This is an exploration project on RAM based virtualized graph databases written in Go (golang). I doubt that it will ever reach production quality.
Assuming the go SDK is installed already, download
go get github.com/lercher/rdf
go get
go build
go test ./...
or
go test ./... -short
There are no particular runtime requirements, just copy the executable and run it with appropriate command line parameters. Go supports a lot of environments out of the box and so does this project.
First of all: don't do it. The generated artefacts of the antlr4 run are included in the repository, ready to be compiled by go.

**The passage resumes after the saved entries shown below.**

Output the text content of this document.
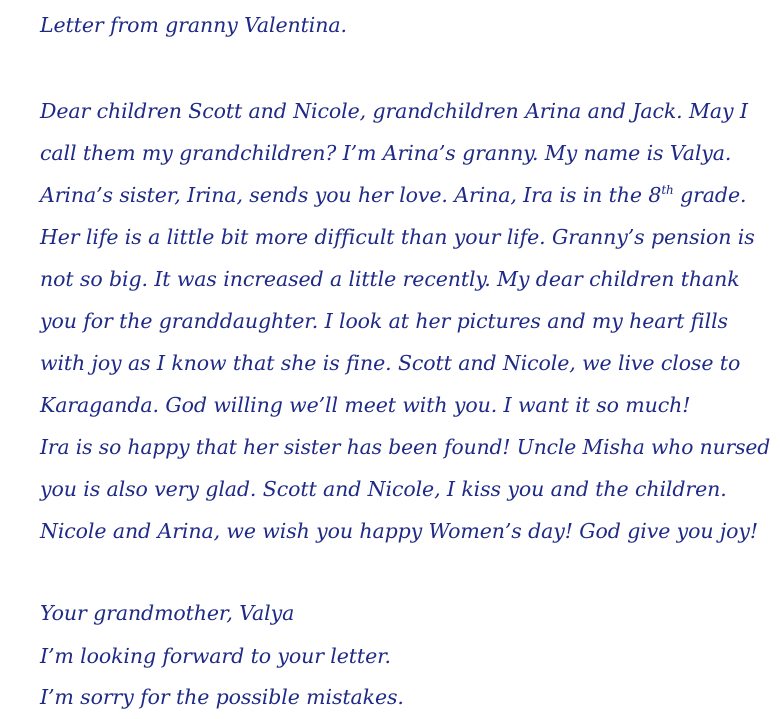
Letter from granny Valentina.
Dear children Scott and Nicole, grandchildren Arina and Jack. May I
call them my grandchildren? I’m Arina’s granny. My name is Valya.
Arina’s sister, Irina, sends you her love. Arina, Ira is in the 8th grade.
Her life is a little bit more difficult than your life. Granny’s pension is
not so big. It was increased a little recently. My dear children thank
you for the granddaughter. I look at her pictures and my heart fills
with joy as I know that she is fine. Scott and Nicole, we live close to
Karaganda. God willing we’ll meet with you. I want it so much!
Ira is so happy that her sister has been found! Uncle Misha who nursed
you is also very glad. Scott and Nicole, I kiss you and the children.
Nicole and Arina, we wish you happy Women’s day! God give you joy!
Your grandmother, Valya
I’m looking forward to your letter.
I’m sorry for the possible mistakes.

But in case you really need to do it:
- install a current JRE
- install and use Visual Studio Code
- install this antlr4 VSCode extension
Then use these VSCode settings as provided in settings.json in this repository to have the lexer, parser and listeners generated by the extension:
"antlr4.generation": {
"mode": "external",
"language": "Go",
"listeners": true,
"visitors": false,
"outputDir": "parser"
},
It consists of the following packages.
Query algebra resulting from a parsed SPARQL statement
Binary reading and writing of Graphs
Import of a csv reader with a header line and subject in the first column to a Graph
Basic rdf graph datatypes such as Graph, Triple, TriplePattern and Value
Engine to execute an algebra instance on a graph
Parsing SPARQL syntax to form an algebra instance
Primitive datatypes to be used in a graph's assertions
To execute a query against a data store, you'll need a Graph
containing the asserted Triples
, an Algebra
representing the SPARQL query and a processor
method.
Either create a new one and Assert
your knowledge
import "github.com/lercher/rdf/graph"
a := graph.IRI(`http://www.w3.org/1999/02/22-rdf-syntax-ns#type`)
g := graph.New()
g.Assert("martin", a, "person")
or load one from a csv file with a header line
import "github.com/lercher/rdf/encoding/csv"

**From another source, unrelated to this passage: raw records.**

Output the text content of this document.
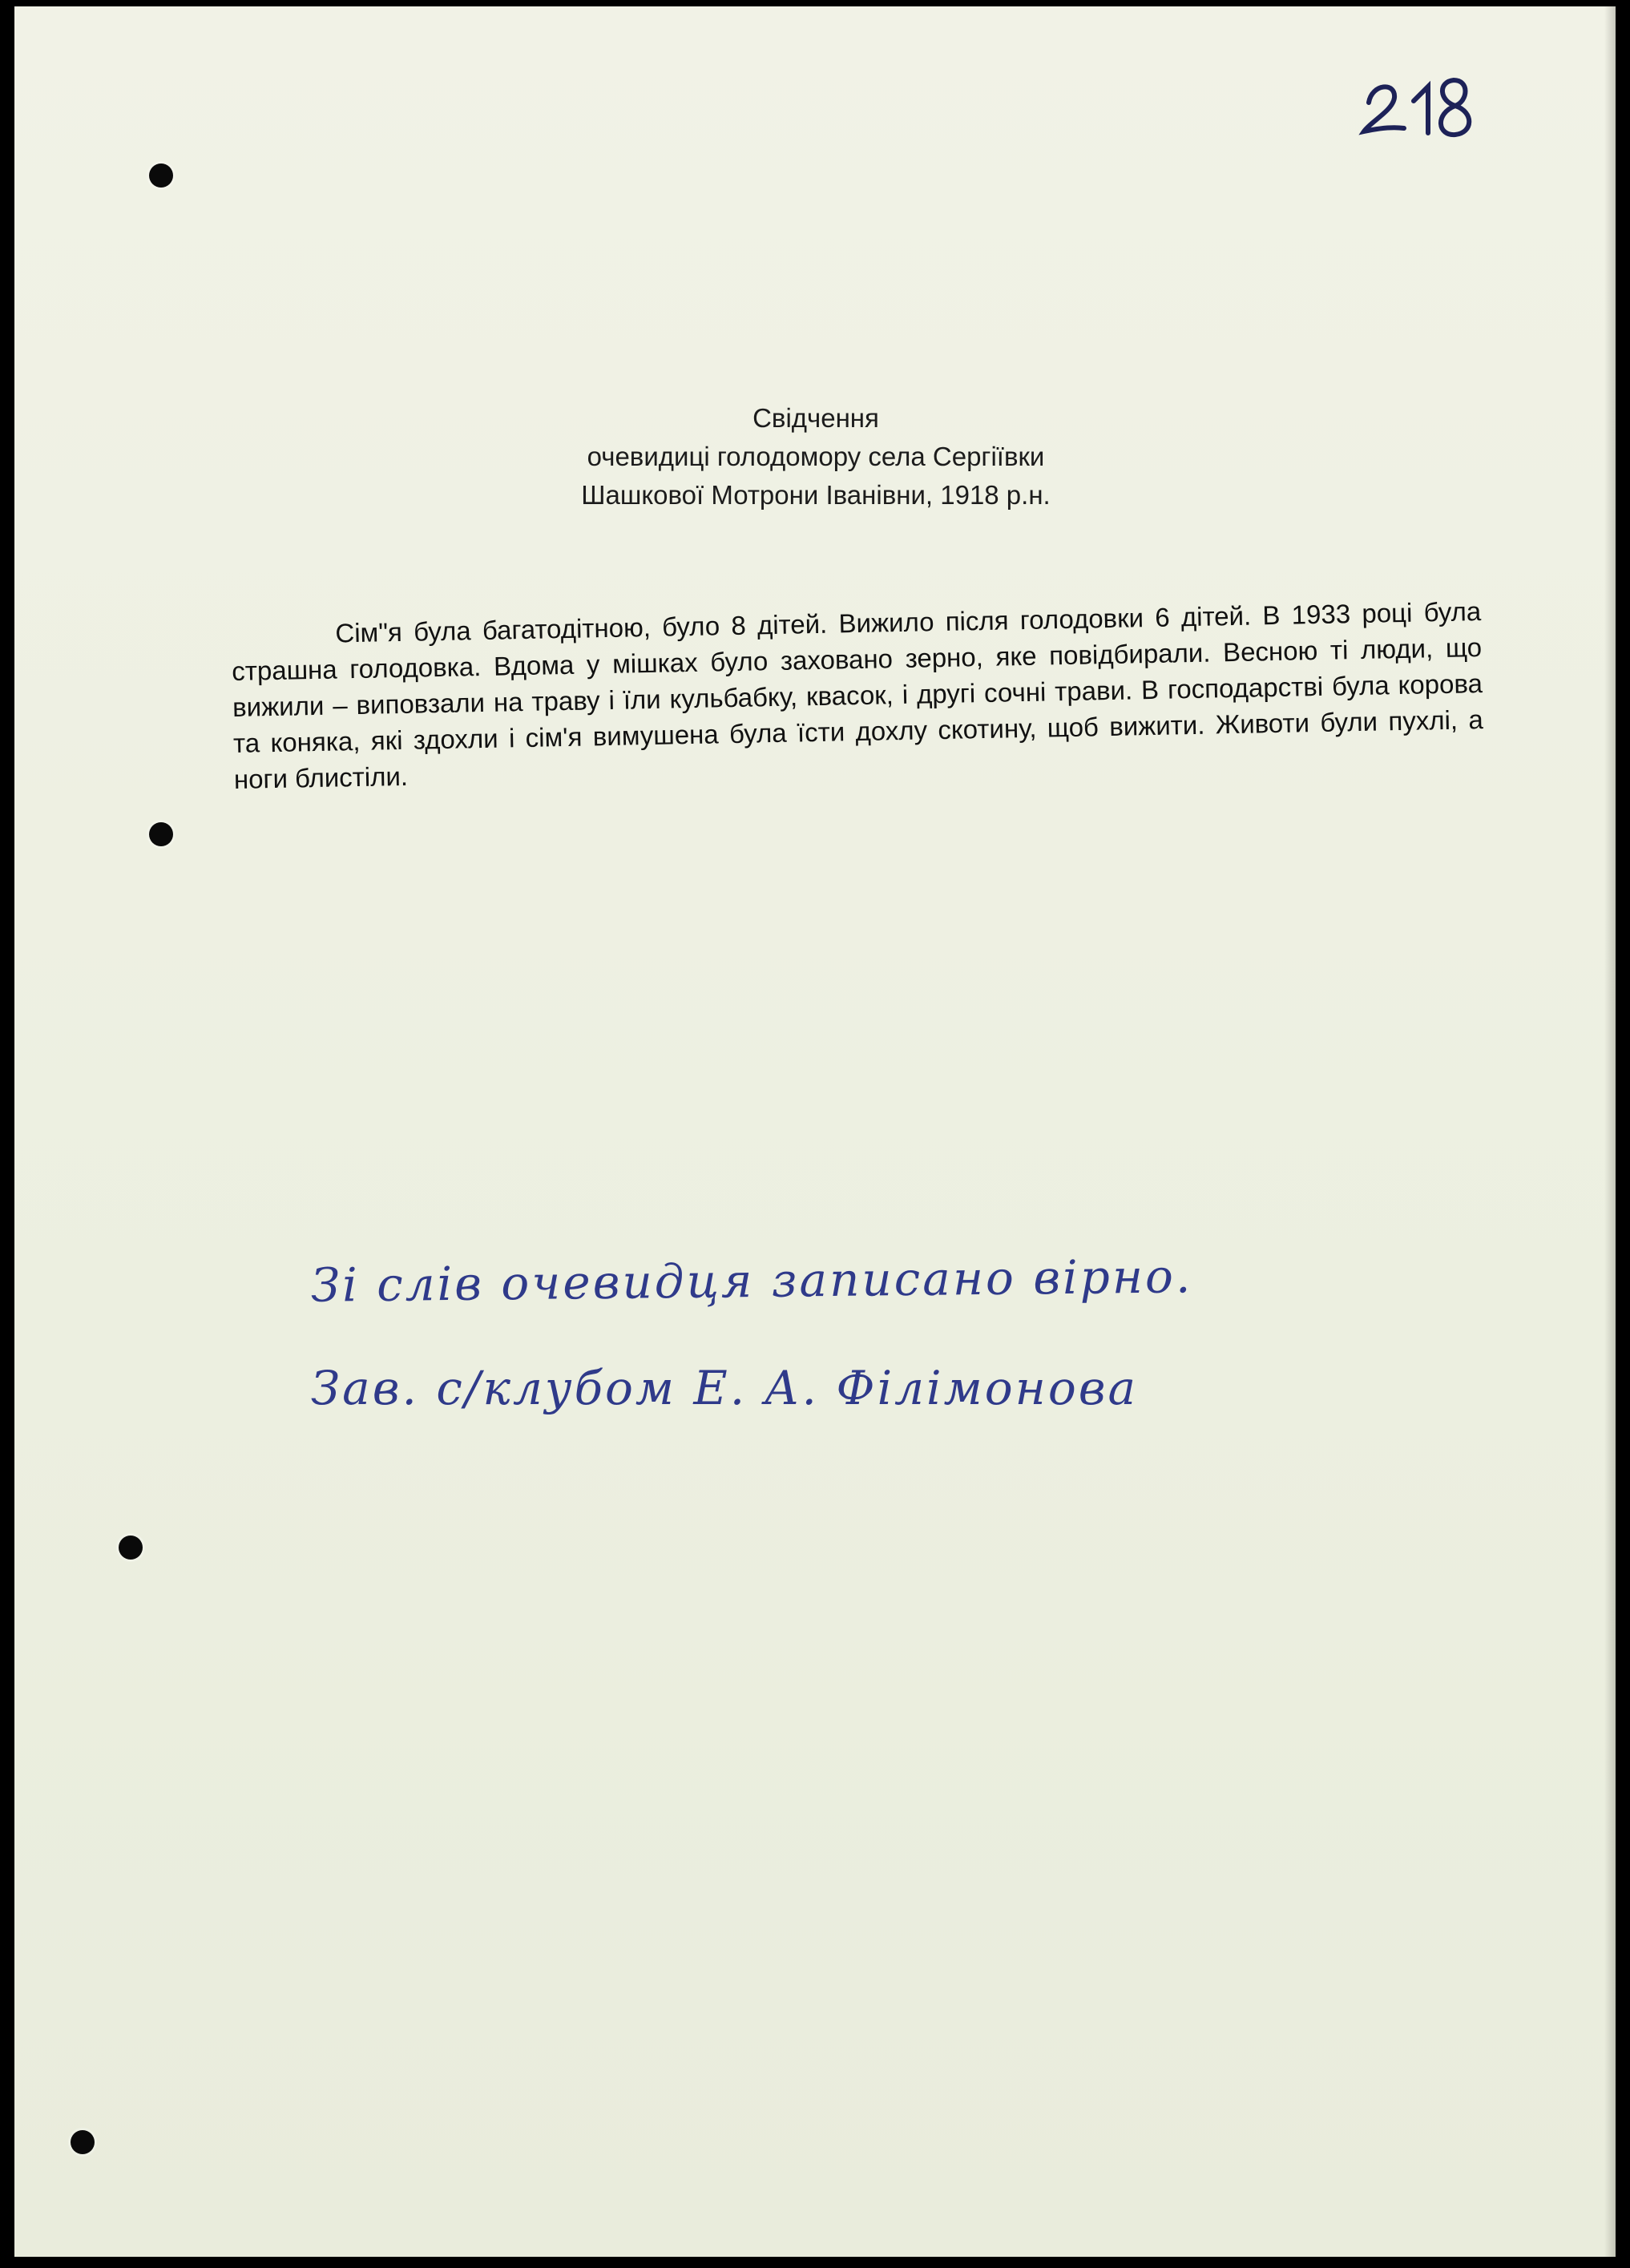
Свідчення
очевидиці голодомору села Сергіївки
Шашкової Мотрони Іванівни, 1918 р.н.
Сім"я була багатодітною, було 8 дітей. Вижило після голодовки 6 дітей. В 1933 році була страшна голодовка. Вдома у мішках було заховано зерно, яке повідбирали. Весною ті люди, що вижили – виповзали на траву і їли кульбабку, квасок, і другі сочні трави. В господарстві була корова та коняка, які здохли і сім'я вимушена була їсти дохлу скотину, щоб вижити. Животи були пухлі, а ноги блистіли.
Зі слів очевидця записано вірно.
Зав. с/клубом Е. А. Філімонова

const nsEst = `http://education.data.gov.uk/def/school/establishment/`
const nsSchool = `http://education.data.gov.uk/def/school/`
f, err := os.Open(`path_to.csv`)
defer f.Close()
dec := csv.NewDecoder(f, nsEst, nsSchool)
g, err := dec.Decode()
or import "github.com/lercher/rdf/encoding/binary"
and store and load a binary graph represention.

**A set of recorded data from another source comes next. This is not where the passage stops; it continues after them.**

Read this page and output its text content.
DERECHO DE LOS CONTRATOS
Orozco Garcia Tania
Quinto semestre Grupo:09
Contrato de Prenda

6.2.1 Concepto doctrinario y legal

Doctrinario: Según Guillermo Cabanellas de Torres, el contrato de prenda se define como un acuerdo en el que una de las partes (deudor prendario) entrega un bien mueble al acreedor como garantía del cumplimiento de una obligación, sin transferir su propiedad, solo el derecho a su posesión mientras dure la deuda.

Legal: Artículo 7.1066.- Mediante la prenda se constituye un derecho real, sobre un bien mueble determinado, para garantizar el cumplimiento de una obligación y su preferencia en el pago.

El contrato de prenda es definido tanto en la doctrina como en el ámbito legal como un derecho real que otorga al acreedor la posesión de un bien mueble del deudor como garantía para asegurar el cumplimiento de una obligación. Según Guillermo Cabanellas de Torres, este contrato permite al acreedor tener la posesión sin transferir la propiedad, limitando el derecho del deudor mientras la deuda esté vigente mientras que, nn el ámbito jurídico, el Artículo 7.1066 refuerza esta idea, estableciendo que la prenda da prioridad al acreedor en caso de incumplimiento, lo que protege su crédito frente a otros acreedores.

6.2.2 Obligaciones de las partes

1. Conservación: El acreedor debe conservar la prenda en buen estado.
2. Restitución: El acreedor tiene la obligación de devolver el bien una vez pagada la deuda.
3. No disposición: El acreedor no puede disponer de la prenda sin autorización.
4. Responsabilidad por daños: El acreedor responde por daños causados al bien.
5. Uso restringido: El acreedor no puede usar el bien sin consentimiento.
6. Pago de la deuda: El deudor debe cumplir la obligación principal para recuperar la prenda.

Allthough it's possible to construct an algebra from scratch, it's far more convenient to parse an algebra from a SPARQL query
import "github.com/antlr4-go/antlr/v4"
import "github.com/lercher/rdf/sparql"
input := antlr.NewInputStream(`select * {?s ?p ?o}`)
ast, err := sparql.Parse(input)
a := a.Algebra()
Don't forget to optimize your algebra after parsing. Currently, however there is no actual optimization.
a = a.Optimize()
Note: The ast
variable holds the Abstract Syntax Tree of the parsed query. It might
contain information more nearer to the parsed query than the algebra created from the AST.
There is currently only one processor, that processes the joins and filters of an algebra on a graph.
It is started by calling processor.Execute/3
on an Algebra
and a Graph
. The processor.Receiver
function in the 3rd parameter is called for any result line of the execution, here a func
literal:
import "github.com/lercher/rdf/sparql/processor"
// a algebra, g graph
err := processor.Execute(a, g, func(bs algebra.Binding, vs *algebra.Variables) (bool, error) {
m := bs.Materialize(g, vs)
log.Print(m)
return true, nil
})
The bs
var holds a compact representation of a result line's variables. It has to be materialized
with the help of the graph and the selected variables described in vs
. The resulting m
is just
a slice of Variablename (string
) and Value (interface{}
) pairs.
The bool
return value expresses the receiver function's wish to continue processing (true
)
or stop it (false
). An error
is passed up to the processor.Execute
call, ends it
immediatley and is the return value of it.
Note: Result lines are raised unordered and the sequence will be different on each call, because the underlying Go maps behave this way. On the other hand, the query processing only takes the memory it needs to produce the current result line.
Warning: Issuing ordered queries implies complete processing and materialization of all result lines before the first call of the receiver function. This can cost a lot of ressources, if the result set is large.